Смысл до стюарда дошел, судя по его ответу: я кое-как разобрал, что обеспечение спиртным пассажиров в спектр предоставляемых перевозчиком услуг не входит.
Пришлось добавить, беззастенчиво плагиатируя классику:
– Ты не понял, селедочий сын: найди где хочешь и принеси мне водочки. Я домой еду.
Глава 8. Горький дым отечества
Всякий, кто смотрел хоть один старый советский фильм о нелегких буднях пограничников, знает: нелегальный переход госграницы дело трудное и опасное, лучше его вообще не затевать. Как только ни изощряются нарушители, преодолевая контрольно-следовую полосу, даже лосиные копыта к сапогам привязывают, – все зря. По следу пойдут доблестные пограничники с собаками, и рано или поздно настигнут, и хоть ты прячься, хоть отстреливайся, – наказания по всей строгости справедливых советских законов не избежать. Да еще и собака покусает.
В реальной жизни все проще.
Утром (но не ранним, пришлось дождаться, когда окончательно рассветет и когда развеется туман, это непременное условие) я шел берегом старинного заброшенного канала. Водоем густо зарос водорослями, деревянная облицовка его берегов давным-давно сгнила и развалилась, лишь кое-где торчали почерневшие бревна, наклонившиеся во все стороны, – словно последние уцелевшие зубы в стариковской челюсти. Всплескивала мелкая рыбешка, по воде расходились круги. Куда-то деловито плыла утка в сопровождении выводка утят.
Ни контрольно-следовой полосы, ни проволочных заграждений, ни хотя бы полосатого пограничного столба на моем пути не было. Увидел остатки разрушенного шлюза и понял, что через полсотни метров окажусь на российской территории.
А когда оказался и дошагал до приметного дерева с дуплом, исполнил странную пантомиму: широко развел в стороны пустые руки, развернулся, демонстрируя пустую спину.

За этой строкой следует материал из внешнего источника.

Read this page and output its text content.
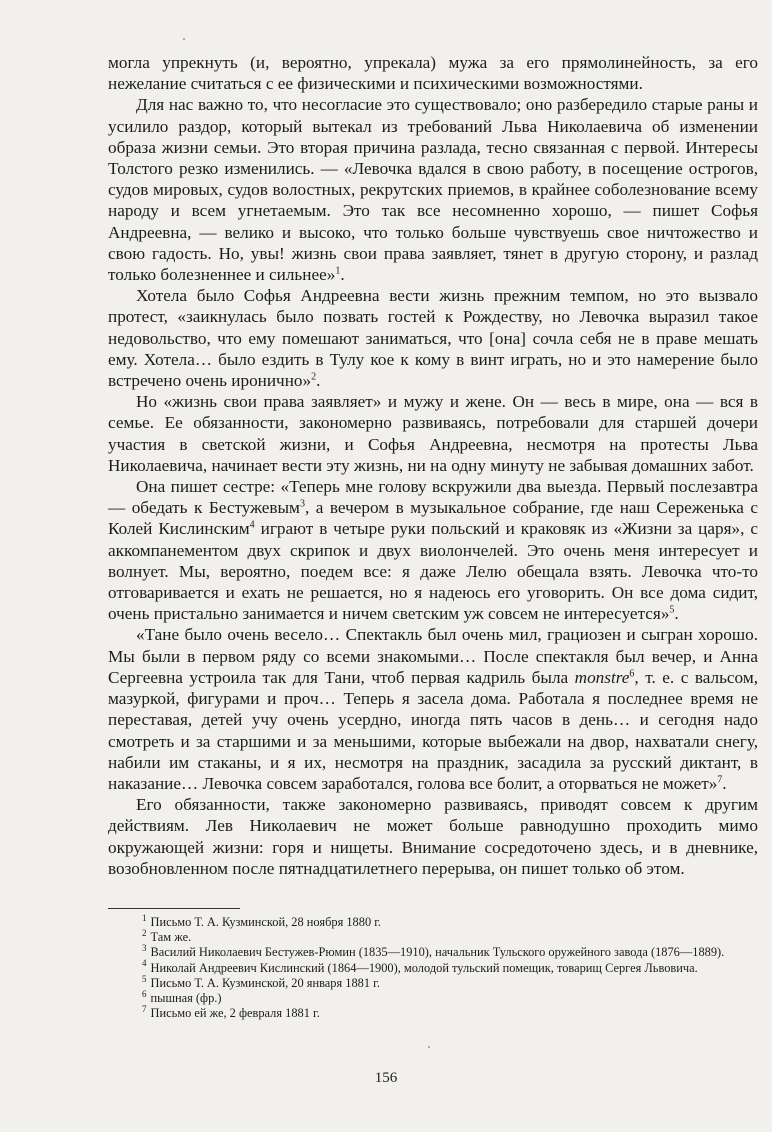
могла упрекнуть (и, вероятно, упрекала) мужа за его прямолинейность, за его нежелание считаться с ее физическими и психическими возможностями.

Для нас важно то, что несогласие это существовало; оно разбередило старые раны и усилило раздор, который вытекал из требований Льва Николаевича об изменении образа жизни семьи. Это вторая причина разлада, тесно связанная с первой. Интересы Толстого резко изменились. — «Левочка вдался в свою работу, в посещение острогов, судов мировых, судов волостных, рекрутских приемов, в крайнее соболезнование всему народу и всем угнетаемым. Это так все несомненно хорошо, — пишет Софья Андреевна, — велико и высоко, что только больше чувствуешь свое ничтожество и свою гадость. Но, увы! жизнь свои права заявляет, тянет в другую сторону, и разлад только болезненнее и сильнее»$^1$.

Хотела было Софья Андреевна вести жизнь прежним темпом, но это вызвало протест, «заикнулась было позвать гостей к Рождеству, но Левочка выразил такое недовольство, что ему помешают заниматься, что [она] сочла себя не в праве мешать ему. Хотела… было ездить в Тулу кое к кому в винт играть, но и это намерение было встречено очень иронично»$^2$.

Но «жизнь свои права заявляет» и мужу и жене. Он — весь в мире, она — вся в семье. Ее обязанности, закономерно развиваясь, потребовали для старшей дочери участия в светской жизни, и Софья Андреевна, несмотря на протесты Льва Николаевича, начинает вести эту жизнь, ни на одну минуту не забывая домашних забот.

Она пишет сестре: «Теперь мне голову вскружили два выезда. Первый послезавтра — обедать к Бестужевым$^3$, а вечером в музыкальное собрание, где наш Сереженька с Колей Кислинским$^4$ играют в четыре руки польский и краковяк из «Жизни за царя», с аккомпанементом двух скрипок и двух виолончелей. Это очень меня интересует и волнует. Мы, вероятно, поедем все: я даже Лелю обещала взять. Левочка что-то отговаривается и ехать не решается, но я надеюсь его уговорить. Он все дома сидит, очень пристально занимается и ничем светским уж совсем не интересуется»$^5$.

«Тане было очень весело… Спектакль был очень мил, грациозен и сыгран хорошо. Мы были в первом ряду со всеми знакомыми… После спектакля был вечер, и Анна Сергеевна устроила так для Тани, чтоб первая кадриль была monstre$^6$, т. е. с вальсом, мазуркой, фигурами и проч… Теперь я засела дома. Работала я последнее время не переставая, детей учу очень усердно, иногда пять часов в день… и сегодня надо смотреть и за старшими и за меньшими, которые выбежали на двор, нахватали снегу, набили им стаканы, и я их, несмотря на праздник, засадила за русский диктант, в наказание… Левочка совсем заработался, голова все болит, а оторваться не может»$^7$.

Его обязанности, также закономерно развиваясь, приводят совсем к другим действиям. Лев Николаевич не может больше равнодушно проходить мимо окружающей жизни: горя и нищеты. Внимание сосредоточено здесь, и в дневнике, возобновленном после пятнадцатилетнего перерыва, он пишет только об этом.

$^1$ Письмо Т. А. Кузминской, 28 ноября 1880 г.

$^2$ Там же.

$^3$ Василий Николаевич Бестужев-Рюмин (1835—1910), начальник Тульского оружейного завода (1876—1889).

$^4$ Николай Андреевич Кислинский (1864—1900), молодой тульский помещик, товарищ Сергея Львовича.

$^5$ Письмо Т. А. Кузминской, 20 января 1881 г.

$^6$ пышная (фр.)

$^7$ Письмо ей же, 2 февраля 1881 г.

156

Затем раздернул в сторону полы куртки-ветровки – дескать, ничем под ней не обвешан.
За моими стараниями могли наблюдать в бинокль, а могли и не наблюдать, раз на раз не приходится. Наличие рюкзака или иного груза предусматривало бы иной модус операнди: тогда надлежало положить в дупло пакет с известной суммой и быстро уходить, не стараясь подсмотреть, кто его заберет.

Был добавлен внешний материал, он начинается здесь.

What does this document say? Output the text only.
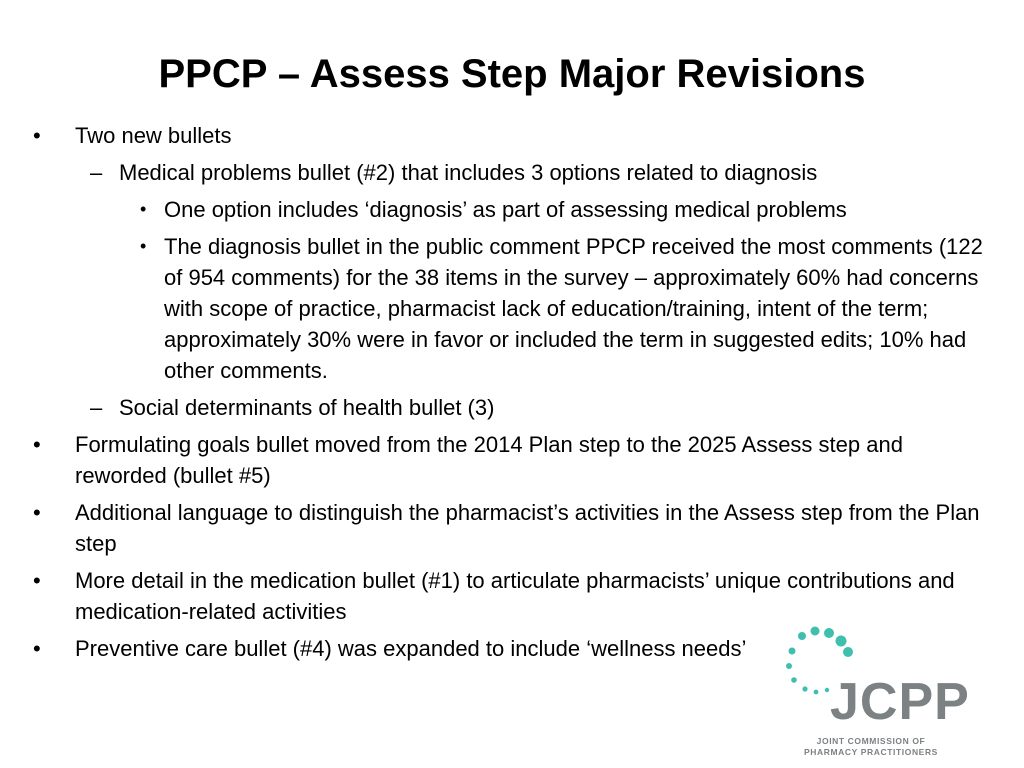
PPCP – Assess Step Major Revisions
• Two new bullets
– Medical problems bullet (#2) that includes 3 options related to diagnosis
• One option includes ‘diagnosis’ as part of assessing medical problems
• The diagnosis bullet in the public comment PPCP received the most comments (122 of 954 comments) for the 38 items in the survey – approximately 60% had concerns with scope of practice, pharmacist lack of education/training, intent of the term; approximately 30% were in favor or included the term in suggested edits; 10% had other comments.
– Social determinants of health bullet (3)
• Formulating goals bullet moved from the 2014 Plan step to the 2025 Assess step and reworded (bullet #5)
• Additional language to distinguish the pharmacist’s activities in the Assess step from the Plan step
• More detail in the medication bullet (#1) to articulate pharmacists’ unique contributions and medication-related activities
• Preventive care bullet (#4) was expanded to include ‘wellness needs’
JCPP
JOINT COMMISSION OF
PHARMACY PRACTITIONERS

Вот так она и работает, одна из многочисленных прорех в границе. Знают о ней лишь местные, пользуются для мелкотравчатого контрабандного бизнеса (настоящий поток нелегальных грузов идет в других местах, где ввозят-вывозят вагонами и фурами). И бескорыстно тоже пользуются – навестить закордонных родственников и друзей, не утруждаясь пограничными формальностями.
Мог легко воспользоваться дырой и чужак, как-то разузнавший о ней, – как я некогда узнал и сейчас воспользовался. Но чуть позже у чужака с большой вероятностью начались бы проблемы, в погранзоне каждый незнакомец на виду. У меня не начнутся – до «Капитана Флинта» от лазейки в границе шесть километров, а уж там, на нашей базе, все мои неприятности завершатся… Очень надеюсь.
Ох… Впервые я подходил к «Флинту» с севера и напоролся на тяжелое наследие царизма… В смысле, треста «Ленрыба». Даже не знал, что в окрестностях остались следы этого канувшего в никуда предприятия.